Mina’s description of Dracula’s encounter with Lucy on August 11 may remind readers of Harker’s encounter with the vampire brides (Ch. 3): a vampire (vampires) feeding (threatening to feed) on a victim who occupies a liminal state between sleep and wakefulness. Harker’s meeting with the three brides also finds resonances in this chapter in Lucy’s description of her “dreams”—in reality, her nocturnal trysts with Dracula, although she, of course, does not know them to be so. “I didn’t quite dream,” she tells Mina, “but it all seemed to be real” (p. 130)—a clear echo of Harker’s statement that he knew not whether he was sleeping or awake. Notice also how Dr. Seward’s description of Renfield’s nighttime escape from the asylum mirrors Lucy’s sleepwalking of a week earlier: both Lucy and Renfield are dressed “only in [their] night-gear” (p. 134) and so are described as “unclad” (p. 123) or “naked” (p. 135); both escape from supposedly secure locations; both are pursued (Lucy by Mina, Renfield by Seward); both are seen by their pursuers as “white figures.” Renfield, however, is awake and can articulate what Lucy cannot: he is responding to the powerful, even erotically charged summons of a lover/dominator: Renfield calls Dracula “Master” (pp. 132, 136) and, in a gender-reversing metaphor, “the bride” (p. 133). Leonard Wolf notes that this is the text’s second evocation of the biblical image of bridesmaids and bridegrooms, although in this case Renfield seems to be comparing himself to John the Baptizer, who said, “The friend of the bridegroom, which standeth and heareth him, rejoiceth greatly because of the bridegroom’s voice” (John 3:29, KJV; Wolf, p. 133 n36). Seward believes that Renfield is falling victim to “religious mania, and he will soon think that he himself is God” (p. 133). The doctor is close to the truth, but has not hit on it exactly: as Wolf explains, “Renfield casts himself into the role of an anti-John-the-Baptist announcing the coming of the Anti-Christ” (p. 132 n34).
Readers have clear evidence in this chapter that Stoker is paying close attention to the dates on which he sets the events of his plot: Lucy enjoys her first night of unmolested (literally!) sleep on August 17-18, the night before Renfield escapes from the asylum, August 18-19. Count Dracula is on the move.

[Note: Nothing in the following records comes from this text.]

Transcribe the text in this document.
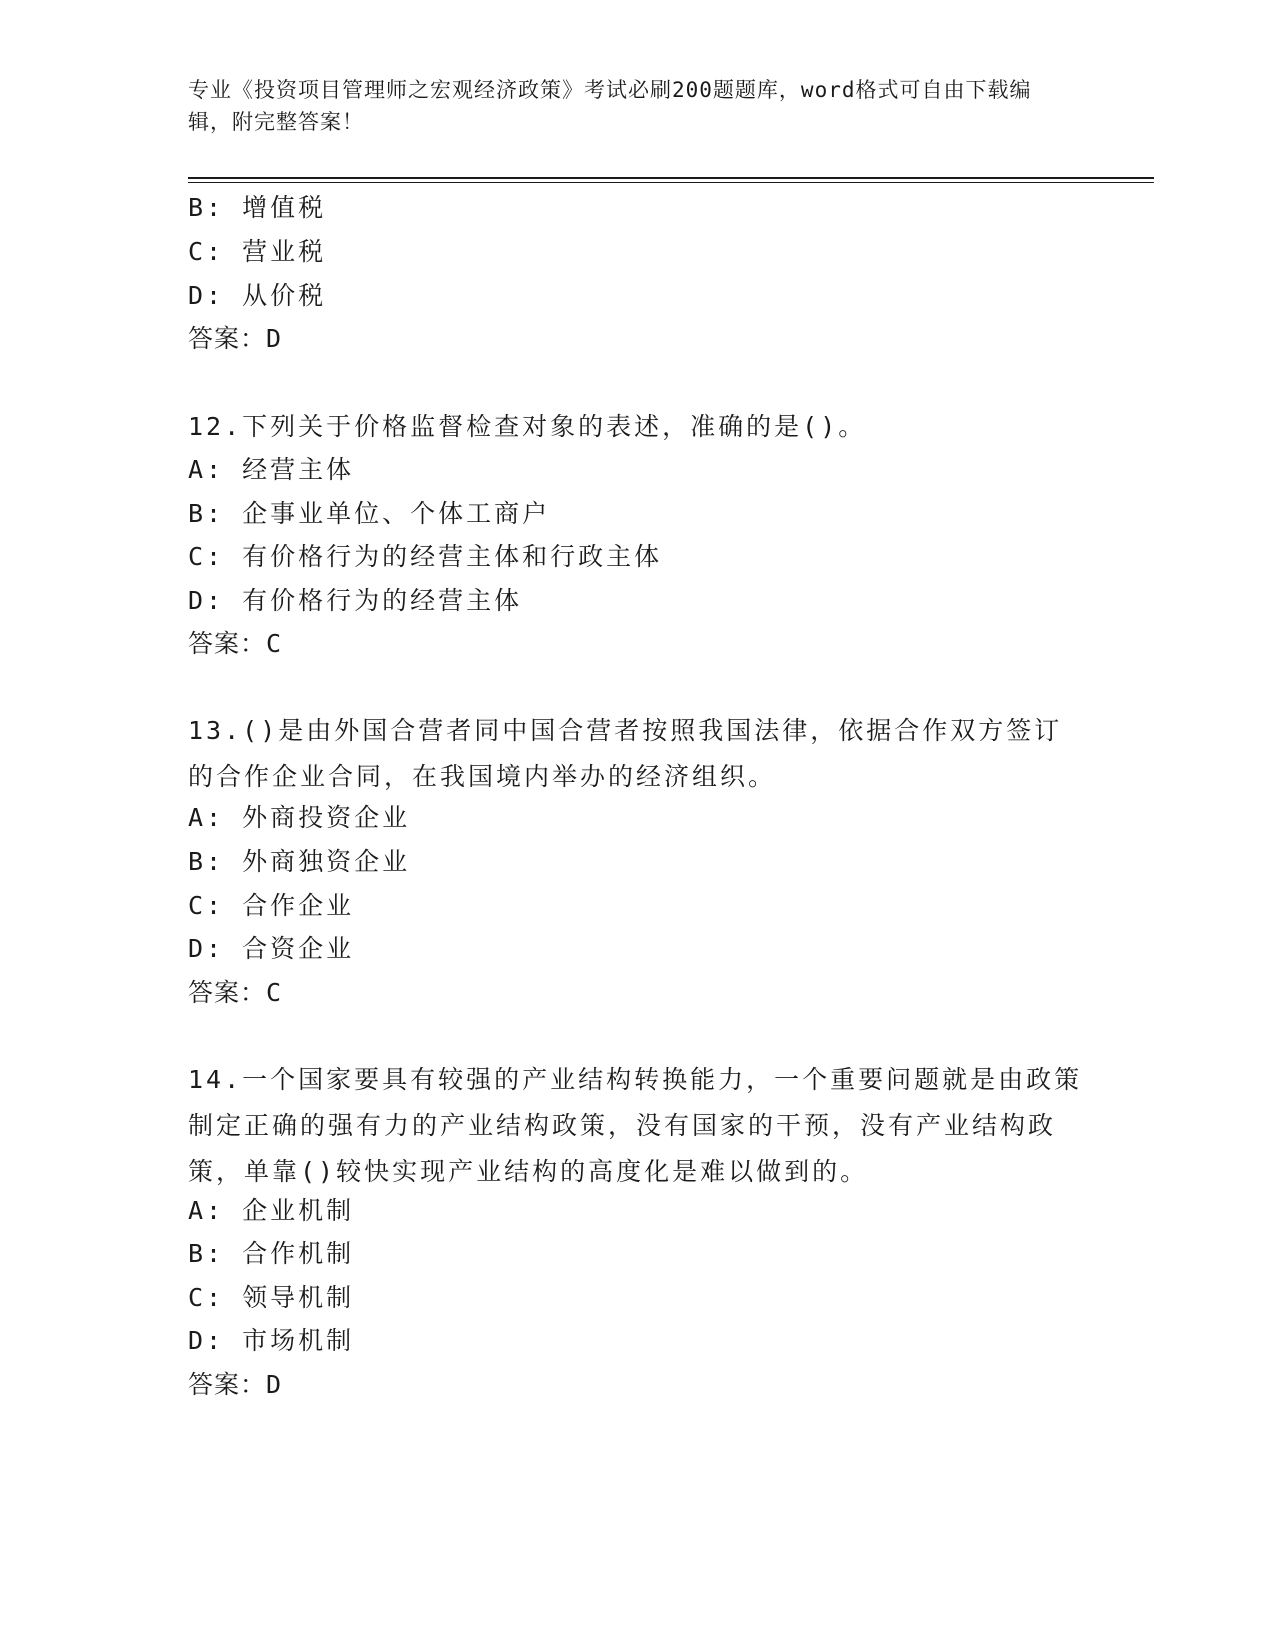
专业《投资项目管理师之宏观经济政策》考试必刷200题题库，word格式可自由下载编辑，附完整答案！
B: 增值税
C: 营业税
D: 从价税
答案：D
12.下列关于价格监督检查对象的表述，准确的是()。
A: 经营主体
B: 企事业单位、个体工商户
C: 有价格行为的经营主体和行政主体
D: 有价格行为的经营主体
答案：C
13.()是由外国合营者同中国合营者按照我国法律，依据合作双方签订的合作企业合同，在我国境内举办的经济组织。
A: 外商投资企业
B: 外商独资企业
C: 合作企业
D: 合资企业
答案：C
14.一个国家要具有较强的产业结构转换能力，一个重要问题就是由政策制定正确的强有力的产业结构政策，没有国家的干预，没有产业结构政策，单靠()较快实现产业结构的高度化是难以做到的。
A: 企业机制
B: 合作机制
C: 领导机制
D: 市场机制
答案：D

Critic Tom Shippey, in reference to the works of J.R.R. Tolkien, calls this narrative technique “interlacing”: constructing a chronology in which important events happen alongside each other, although unbeknownst to the characters in the text. Interlacing can create “constant irony, created by the frequent gaps between what the characters realize and what the reader realizes—though the reader is of course almost as often in the dark as the characters” (Shippey, J.R.R. Tolkien: Author of the Century, Boston and New York: Houghton Mifflin, 2000; p. 110). In addition to irony and suspense, interlacing can also be used to emphasize important themes.